8 yıllık bir fabrikanın “Biz yeniyiz, iş bitirme belgemiz yok” diyerek verdiği taahhütleri unutması çok ilginçtir. Kaldı ki Hyundai Eurotem 8 yıl içinde ihalelere girerek yaklaşık 1000 raylı ulaşım aracının satışını gerçekleştirerek yaklaşık 2 milyar USD gelir sağladı.
Alstom firması Güney Afrika’da 7 yıl içinde %65 olan yerlik oranı şartını %69 yerlilik yaparak daha da artırdı. Onlar taahhütlerine uydu, hatta daha fazlasını gerçekleştirdi. Eurotem firması 8 yılda %10 yerliliği bile gerçekleştiremedi ve sınıfta kaldı.
Bu bahaneden daha ziyade Eurotem, şu ana kadar hiçbir ihalenin şartnamesinde “Yerli oranı şu kadar olacak” diye bir şart yazılmadığından rahat hareket etmiş, işlerine gelmiş ve Güney Kore’den araçları ve parçalarını getirmiştir. Bunda haklılar, bizim şimdiye kadar yerli üretimde bir devlet politikamız olmadığından ihaleye giren herkes bundan faydalandı. Ama bu, taahhütlerini yerine getirmeyecekleri anlamını taşımaz.
Eurotem’in, taahhütlerini yerine getirmesi için yerli firmalara iş vermesi ve onları çalıştırması gerekirdi. Şimdi yerli üretimde bir devlet politikamız oluştu. Yerli malı tebliği çıktı. Bilim, Sanayi ve Teknoloji Bakanlığı Sanayi İşbirliği Programı (Yerli Üretim Desteği) çıkardı. Çok yakında kanunlaşarak hizmete girecek. İşte o zaman kimse şartnamelerde “Yerlilik oranı yoktu” bahanesinin altına sığınamayacak.

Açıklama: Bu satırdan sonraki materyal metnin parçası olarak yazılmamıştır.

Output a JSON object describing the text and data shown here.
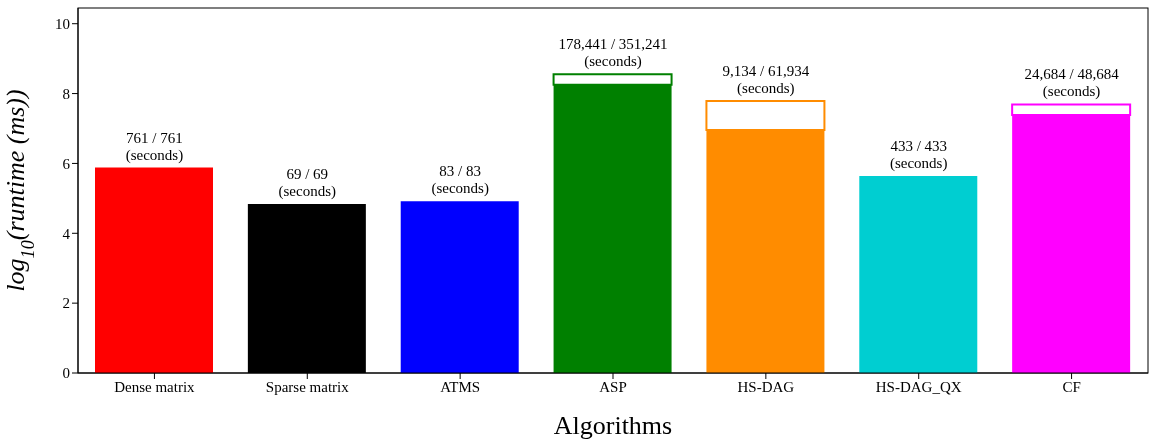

Bakın son günlerde Alstom, Siemens ve Bombardier gibi büyük firmalar Türkiye’de en az %51 yerli katkı şartı için yerli ortak ve OSB’lerde yer aramaya başladı. Bundan sonra Türkiye’de hiçbir ihalede en az %51 yerli katkı şartı olmadan anlaşma yapılmayacak.